Russian Aircraft Company's MiG is best known for its fighter planes which have been used by the USSR, China, North Korea and North Vietnam since the beginning of WWII.
These days, the former Government-owned RAC MiG is a publicly traded entity and competes on the open market with its technologies, having more than 1600 of its MiG-29 fighters in operation in 25 countries.
Now MiG is claiming a major first in military aviation with the launch of a 3D flight simulator at the Dubai Air Show, providing volumetric visualization of beyond-the-cockpit space for trainee top guns. The simulator comes complete with the MiG-29's cockpit and actual control systems.

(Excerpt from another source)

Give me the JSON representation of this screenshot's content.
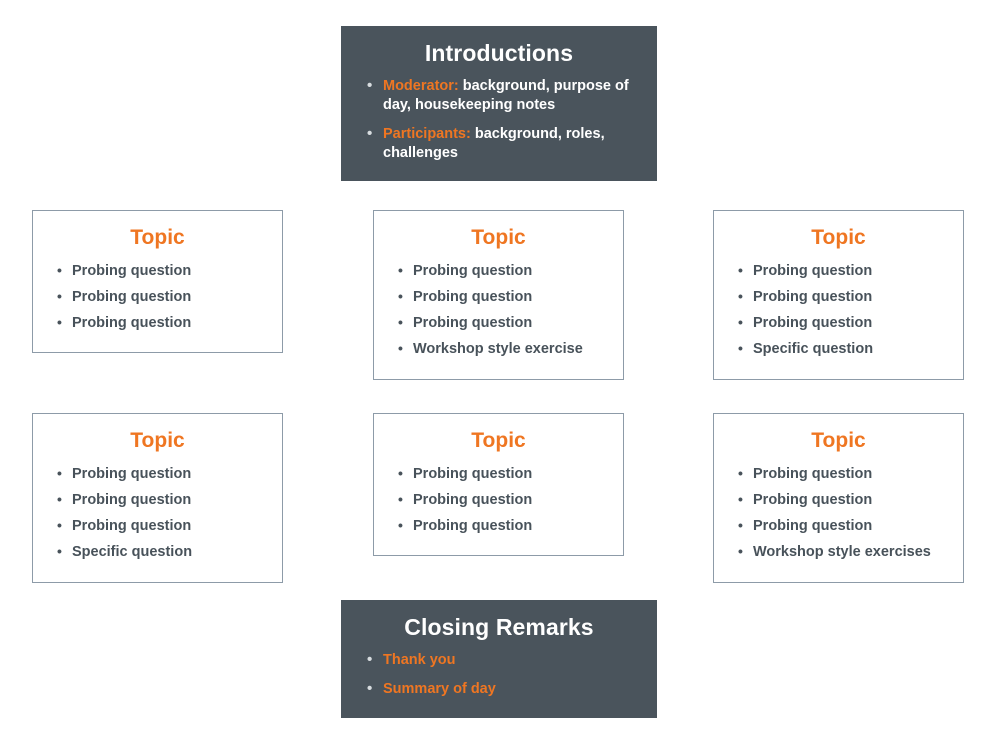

Existing military simulators have a 2D projection system, at best projected on a wrap-around screen, imitating surround environment in the more or less precise manner, but they do not provide volumetric visualization.
As a result, pilots face problems in assessing the distance to the key virtual objects being monitored, as well as size of those objects, making it difficult to perform precisely when flying the virtual fighter in close proximity to other aircraft, in air refueling, or on the approach to a landing strip or aircraft carrier.
Some advanced systems offer better visualization of actual distances in the beyond-the-cockpit space but such simulators are huge in size, and have a limited arc of visibility.
MiG claims it has developed a better visualization system with a much higher level of accuracy from the virtual cockpit. The system produces stereo imagery of the aerial environment using the same type of glasses as are used in 3D cinema to create a far more realistic illusion of real flight, and experience so far suggests even inexperienced pilots can easily assess distances to and dimensions of other aircraft and objects.
Guests at this week's Dubai Air Show can try the 3D MiG-29 simulator for themselves.